Brown-Waite hosted a gathering Monday for the delegation at the Capitol Hill Club, a GOP social club right next door to the headquarters of the Republican National Committee office and two blocks from the Capitol.
Two days later, the delegation selected Rep. Cliff Stearns of Ocala to serve as its chairman. Stearns was elected in 1988.
Monday's gathering was the only time Nugent saw Brown-Waite on his trip and didn't have plans for a meeting. But he'll be seeking advice from her, he said.
Brown-Waite did not respond to repeated requests from the St. Petersburg Times for comment this week.
On Tuesday night, Nugent attended a reception at the Library of Congress. On Wednesday, he headed to a bipartisan gathering among the blooms at the U.S. Botanic Gardens on the National Mall.
And on Thursday, Wendy Nugent struck out to find the apartment her husband will occupy during the week when the House is in session. Nugent plans to do what Brown-Waite did: make the two-hour flight home on the weekends.
Nugent said his wife, a teacher at Springstead High School, found a place that met his criteria: clean, and within walking distance of the Capitol. Walking, he said, will be "an opportunity to keep healthy and clear your mind."

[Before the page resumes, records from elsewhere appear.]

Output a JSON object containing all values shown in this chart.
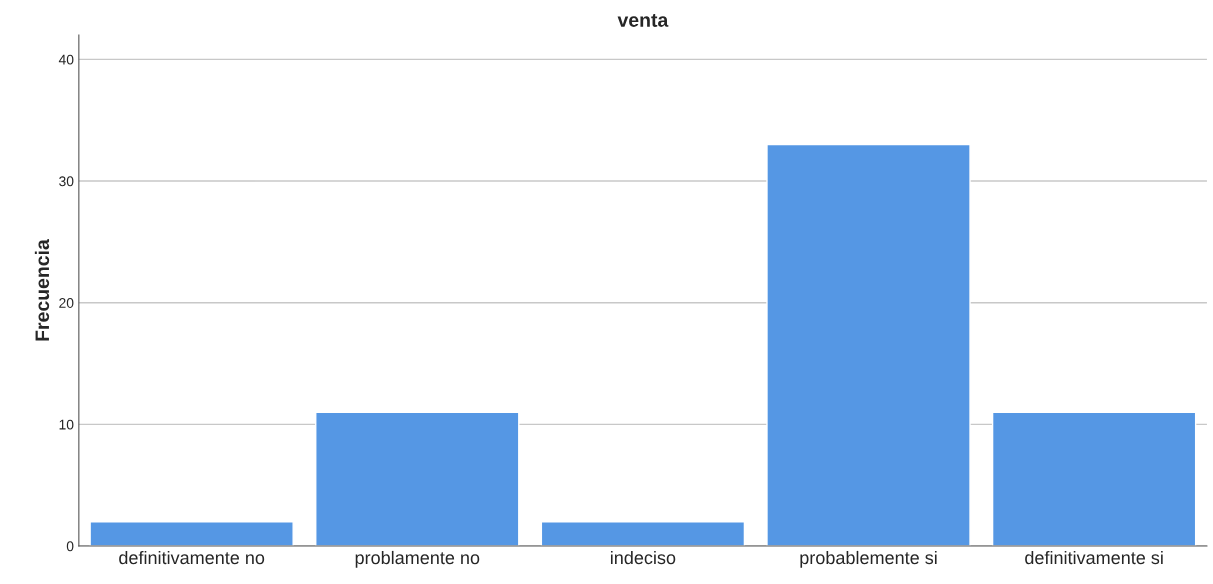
{
  "chart_data": {
    "type": "bar",
    "title": "venta",
    "ylabel": "Frecuencia",
    "categories": [
      "definitivamente no",
      "problamente no",
      "indeciso",
      "probablemente si",
      "definitivamente si"
    ],
    "values": [
      2,
      11,
      2,
      33,
      11
    ],
    "color": "#5597e4",
    "ylim": [
      0,
      42
    ],
    "yticks": [
      0,
      10,
      20,
      30,
      40
    ],
    "grid": "y"
  }
}
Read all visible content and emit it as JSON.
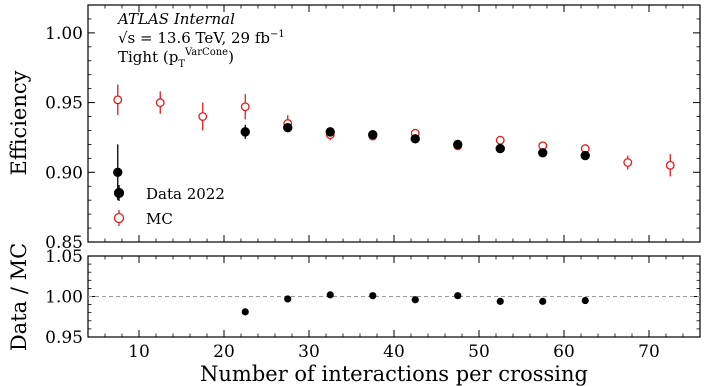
{
  "chart_data": [
    {
      "type": "scatter",
      "panel": "main",
      "annotation": {
        "experiment": "ATLAS Internal",
        "energy_prefix": "√s = 13.6 TeV, 29 fb",
        "energy_sup": "−1",
        "selection_prefix": "Tight (p",
        "selection_sub": "T",
        "selection_sup": "VarCone",
        "selection_suffix": ")"
      },
      "xlabel": "Number of interactions per crossing",
      "ylabel": "Efficiency",
      "xlim": [
        4,
        76
      ],
      "ylim": [
        0.85,
        1.02
      ],
      "x_ticks": [
        10,
        20,
        30,
        40,
        50,
        60,
        70
      ],
      "y_ticks": [
        0.85,
        0.9,
        0.95,
        1.0
      ],
      "y_tick_labels": [
        "0.85",
        "0.90",
        "0.95",
        "1.00"
      ],
      "legend": {
        "placement": "lower-left",
        "entries": [
          "Data 2022",
          "MC"
        ]
      },
      "series": [
        {
          "name": "Data 2022",
          "color": "#000000",
          "marker": "filled-circle",
          "points": [
            {
              "x": 7.5,
              "y": 0.9,
              "err": 0.02
            },
            {
              "x": 22.5,
              "y": 0.929,
              "err": 0.005
            },
            {
              "x": 27.5,
              "y": 0.932,
              "err": 0.003
            },
            {
              "x": 32.5,
              "y": 0.929,
              "err": 0.002
            },
            {
              "x": 37.5,
              "y": 0.927,
              "err": 0.002
            },
            {
              "x": 42.5,
              "y": 0.924,
              "err": 0.002
            },
            {
              "x": 47.5,
              "y": 0.92,
              "err": 0.002
            },
            {
              "x": 52.5,
              "y": 0.917,
              "err": 0.002
            },
            {
              "x": 57.5,
              "y": 0.914,
              "err": 0.002
            },
            {
              "x": 62.5,
              "y": 0.912,
              "err": 0.002
            }
          ]
        },
        {
          "name": "MC",
          "color": "#e31a1c",
          "marker": "open-circle",
          "points": [
            {
              "x": 7.5,
              "y": 0.952,
              "err": 0.011
            },
            {
              "x": 12.5,
              "y": 0.95,
              "err": 0.008
            },
            {
              "x": 17.5,
              "y": 0.94,
              "err": 0.01
            },
            {
              "x": 22.5,
              "y": 0.947,
              "err": 0.009
            },
            {
              "x": 27.5,
              "y": 0.935,
              "err": 0.006
            },
            {
              "x": 32.5,
              "y": 0.927,
              "err": 0.004
            },
            {
              "x": 37.5,
              "y": 0.926,
              "err": 0.003
            },
            {
              "x": 42.5,
              "y": 0.928,
              "err": 0.003
            },
            {
              "x": 47.5,
              "y": 0.919,
              "err": 0.003
            },
            {
              "x": 52.5,
              "y": 0.923,
              "err": 0.003
            },
            {
              "x": 57.5,
              "y": 0.919,
              "err": 0.003
            },
            {
              "x": 62.5,
              "y": 0.917,
              "err": 0.003
            },
            {
              "x": 67.5,
              "y": 0.907,
              "err": 0.005
            },
            {
              "x": 72.5,
              "y": 0.905,
              "err": 0.008
            }
          ]
        }
      ]
    },
    {
      "type": "scatter",
      "panel": "ratio",
      "xlabel": "Number of interactions per crossing",
      "ylabel": "Data / MC",
      "xlim": [
        4,
        76
      ],
      "ylim": [
        0.95,
        1.05
      ],
      "x_ticks": [
        10,
        20,
        30,
        40,
        50,
        60,
        70
      ],
      "x_tick_labels": [
        "10",
        "20",
        "30",
        "40",
        "50",
        "60",
        "70"
      ],
      "y_ticks": [
        0.95,
        1.0,
        1.05
      ],
      "y_tick_labels": [
        "0.95",
        "1.00",
        "1.05"
      ],
      "reference_line": 1.0,
      "reference_color": "#999999",
      "series": [
        {
          "name": "Data / MC",
          "color": "#000000",
          "marker": "filled-circle",
          "points": [
            {
              "x": 22.5,
              "y": 0.981
            },
            {
              "x": 27.5,
              "y": 0.997
            },
            {
              "x": 32.5,
              "y": 1.002
            },
            {
              "x": 37.5,
              "y": 1.001
            },
            {
              "x": 42.5,
              "y": 0.996
            },
            {
              "x": 47.5,
              "y": 1.001
            },
            {
              "x": 52.5,
              "y": 0.994
            },
            {
              "x": 57.5,
              "y": 0.994
            },
            {
              "x": 62.5,
              "y": 0.995
            }
          ]
        }
      ]
    }
  ]
}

He may not be as lucky with his office. Members choose their offices in an order decided by lottery, and Nugent on Friday drew number 83 out of 85.
"I'm happy as long as it's not in a tent," he said.
Nugent is accepting resumes for his staff of up to 22. He said he heard on the campaign trail from many constituents who praised Brown-Waite's staff and its ability to cut through bureaucratic red tape.
That bodes well for those staffers applying for a spot on Nugent's team, he said.
"It's important to have people who understand we're servants and we're supposed to be doing this with a servant's heart," he said. "So the faster you can hit the ground running, the better off we are."
He acknowledged that it takes years to gain influence. But he believes in term limits and while the House does not have such limits, he said he doesn't see himself serving more than five terms, voters willing.
"I have to prove to the people who elected me that I deserve to come back," he said.